On the low-resource language side of the equation, Google implemented a back-translation scheme in Translate that augments parallel training data, where each sentence in a language is paired with its translation. (Machine translation traditionally relies on the statistics of corpora of paired sentences in both a source and a target language.) In this scheme, training data is automatically aligned with synthetic parallel data, such that the target text is natural language but the source is generated by a neural translation model. The result is that Translate takes advantage of the more abundant monolingual text data for training models, which Google says is especially helpful in increasing fluency.

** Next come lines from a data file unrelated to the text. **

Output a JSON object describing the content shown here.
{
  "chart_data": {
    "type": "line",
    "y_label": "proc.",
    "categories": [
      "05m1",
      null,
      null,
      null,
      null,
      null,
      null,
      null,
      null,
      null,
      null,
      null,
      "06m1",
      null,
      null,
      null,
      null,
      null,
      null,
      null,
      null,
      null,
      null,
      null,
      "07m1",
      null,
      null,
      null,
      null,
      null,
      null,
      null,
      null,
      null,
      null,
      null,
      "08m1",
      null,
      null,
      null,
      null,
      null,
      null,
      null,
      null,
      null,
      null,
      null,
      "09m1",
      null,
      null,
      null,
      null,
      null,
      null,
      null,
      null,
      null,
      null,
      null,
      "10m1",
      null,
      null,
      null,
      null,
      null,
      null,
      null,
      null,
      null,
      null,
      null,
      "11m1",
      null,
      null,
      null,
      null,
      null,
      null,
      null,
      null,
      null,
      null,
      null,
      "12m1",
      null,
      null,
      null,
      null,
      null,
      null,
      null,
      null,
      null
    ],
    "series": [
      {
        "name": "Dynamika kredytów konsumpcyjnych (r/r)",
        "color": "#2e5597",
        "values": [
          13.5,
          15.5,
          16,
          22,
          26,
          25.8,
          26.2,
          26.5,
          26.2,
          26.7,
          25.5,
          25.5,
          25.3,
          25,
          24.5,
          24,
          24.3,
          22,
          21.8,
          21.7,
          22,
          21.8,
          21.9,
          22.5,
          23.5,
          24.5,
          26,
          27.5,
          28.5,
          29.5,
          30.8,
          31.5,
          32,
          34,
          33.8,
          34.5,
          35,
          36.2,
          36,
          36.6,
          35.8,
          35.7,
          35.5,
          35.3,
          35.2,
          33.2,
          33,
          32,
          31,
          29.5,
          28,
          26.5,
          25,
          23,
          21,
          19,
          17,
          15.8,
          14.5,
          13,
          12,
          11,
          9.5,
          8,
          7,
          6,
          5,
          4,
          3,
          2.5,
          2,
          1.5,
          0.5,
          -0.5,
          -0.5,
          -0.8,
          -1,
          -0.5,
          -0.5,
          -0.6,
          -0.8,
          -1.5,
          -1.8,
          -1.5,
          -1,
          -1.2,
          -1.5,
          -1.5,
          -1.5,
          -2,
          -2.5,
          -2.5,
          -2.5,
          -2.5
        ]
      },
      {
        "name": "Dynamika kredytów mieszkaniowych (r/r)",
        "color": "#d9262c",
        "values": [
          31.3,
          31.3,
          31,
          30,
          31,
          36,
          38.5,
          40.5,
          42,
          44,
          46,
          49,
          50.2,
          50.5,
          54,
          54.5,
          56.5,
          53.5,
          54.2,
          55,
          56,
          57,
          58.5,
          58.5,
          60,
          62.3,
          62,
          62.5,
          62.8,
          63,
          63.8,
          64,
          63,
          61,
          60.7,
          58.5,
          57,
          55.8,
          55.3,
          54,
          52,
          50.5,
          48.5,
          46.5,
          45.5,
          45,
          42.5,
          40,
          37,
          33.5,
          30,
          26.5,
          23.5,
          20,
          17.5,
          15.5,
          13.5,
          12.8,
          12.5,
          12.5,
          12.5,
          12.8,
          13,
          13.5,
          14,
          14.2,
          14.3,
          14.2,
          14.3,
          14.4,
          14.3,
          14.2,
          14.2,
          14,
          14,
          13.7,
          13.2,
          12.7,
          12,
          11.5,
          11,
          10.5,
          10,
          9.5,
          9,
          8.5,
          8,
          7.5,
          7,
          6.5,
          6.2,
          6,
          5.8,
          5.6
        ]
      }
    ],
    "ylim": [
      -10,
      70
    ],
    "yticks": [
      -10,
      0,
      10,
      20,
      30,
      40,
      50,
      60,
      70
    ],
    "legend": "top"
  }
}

Translate also now makes use of M4 modeling, where a single, giant model — M4 — translates among many languages and English. (M4 was first proposed in a paper last year that demonstrated it improved translation quality for over 30 low-resource languages after training on more than 25 billion sentence pairs from over 100 languages.) M4 modeling enabled transfer learning in Translate, so that insight gleaned through training on high-resource languages including French, German, and Spanish (which have billions of parallel examples) can be applied to the translation of low-resource languages like Yoruba, Sindhi, and Hawaiian (which have only tens of thousands of examples).
Translate has improved by at least 1 BLEU point per year since 2010, according to Google, but automatic machine translation is by no means a solved problem. Google concedes that even its enhanced models fall prey to errors including conflating different dialects of a language, producing overly literal translations, and poor performance on particular genres of subject matter and informal or spoken language.
The tech giant is attempting to address this in various ways, including through its Google Translate Community, a gamified program that recruits volunteers to help improve performance for low-resource languages by translating words and phrases or checking if translations are correct. Just in February, the program, in tandem with emerging machine learning techniques, led to the addition in Translate of five languages spoken by a combined 75 million people: Kinyarwanda, Odia (Oriya), Tatar, Turkmen, and Uyghur (Uighur).
Google isn’t alone in its pursuit of a truly universal translator. In August 2018, Facebook revealed an AI model that uses a combination of word-for-word translations, language models, and back-translations to outperform systems for language pairings. More recently, MIT Computer Science and Artificial Intelligence Laboratory researchers presented an unsupervised model — i.e., a model that learns from test data that hasn’t been explicitly labeled or categorized — that can translate between texts in two languages without direct translational data between the two.
In a statement, Google diplomatically said it’s “grateful” for the machine translation research in “academia and industry,” some of which informed its own work. “We accomplished [Google Translate’s recent improvements] by synthesizing and expanding a variety of recent advances,” wrote the company. “[W]ith this update, we are proud to provide automatic translations that are relatively coherent, even for the lowest-resource of the 108 supported languages.”